I have a basic question on the relation between counterfactual outcomes and treatment.

Notation: Let $$D$$ denote the treatment, taking value in $$\{0,1\}$$ where $$D=0$$ means untreated and $$D=1$$ means treated.

Let $$Y_0, Y_1$$ denote the counterfactual outcomes.

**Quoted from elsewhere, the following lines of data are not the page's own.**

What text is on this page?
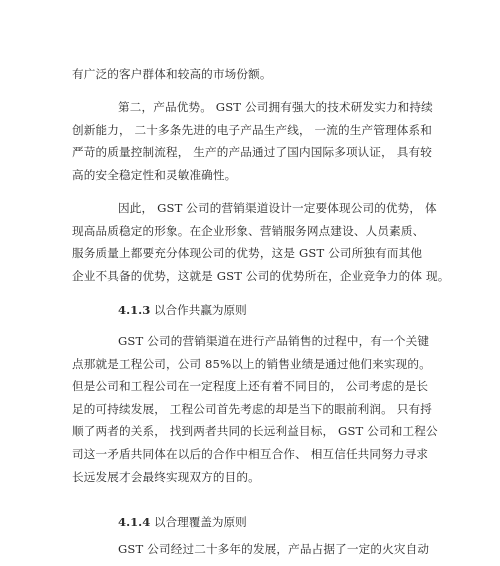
有广泛的客户群体和较高的市场份额。
第二，产品优势。 GST 公司拥有强大的技术研发实力和持续
创新能力， 二十多条先进的电子产品生产线， 一流的生产管理体系和
严苛的质量控制流程， 生产的产品通过了国内国际多项认证， 具有较
高的安全稳定性和灵敏准确性。
因此， GST 公司的营销渠道设计一定要体现公司的优势， 体
现高品质稳定的形象。在企业形象、营销服务网点建设、人员素质、
服务质量上都要充分体现公司的优势，这是 GST 公司所独有而其他
企业不具备的优势，这就是 GST 公司的优势所在，企业竞争力的体 现。
4.1.3 以合作共赢为原则
GST 公司的营销渠道在进行产品销售的过程中，有一个关键
点那就是工程公司，公司 85%以上的销售业绩是通过他们来实现的。
但是公司和工程公司在一定程度上还有着不同目的， 公司考虑的是长
足的可持续发展， 工程公司首先考虑的却是当下的眼前利润。 只有捋
顺了两者的关系， 找到两者共同的长远利益目标， GST 公司和工程公
司这一矛盾共同体在以后的合作中相互合作、 相互信任共同努力寻求
长远发展才会最终实现双方的目的。
4.1.4 以合理覆盖为原则
GST 公司经过二十多年的发展，产品占据了一定的火灾自动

Perfect randomisation assumption: $$(Y_0, Y_1) \perp D$$

Under this assumption we can show that ATE=ATT (average treatment effect = average treatment effect among treated). Indeed,

$$\text{ATT}\equiv E(Y_1-Y_0|D=1)=E(Y_1|D=1)-E(Y_0|D=1)=E(Y_1)-E(Y_0)\equiv \text{ATE}$$ where the last step comes from the fact that $$(Y_0, Y_1) \perp D$$ $$\Rightarrow$$ $$Y_1\perp D, Y_0\perp D$$

Question: it seems that to show ATE=ATT it is sufficient to have marginal independence (i.e., $$Y_1\perp D, Y_0\perp D$$) rather than joint independence (i.e., $$(Y_0, Y_1) \perp D$$). Is this correct?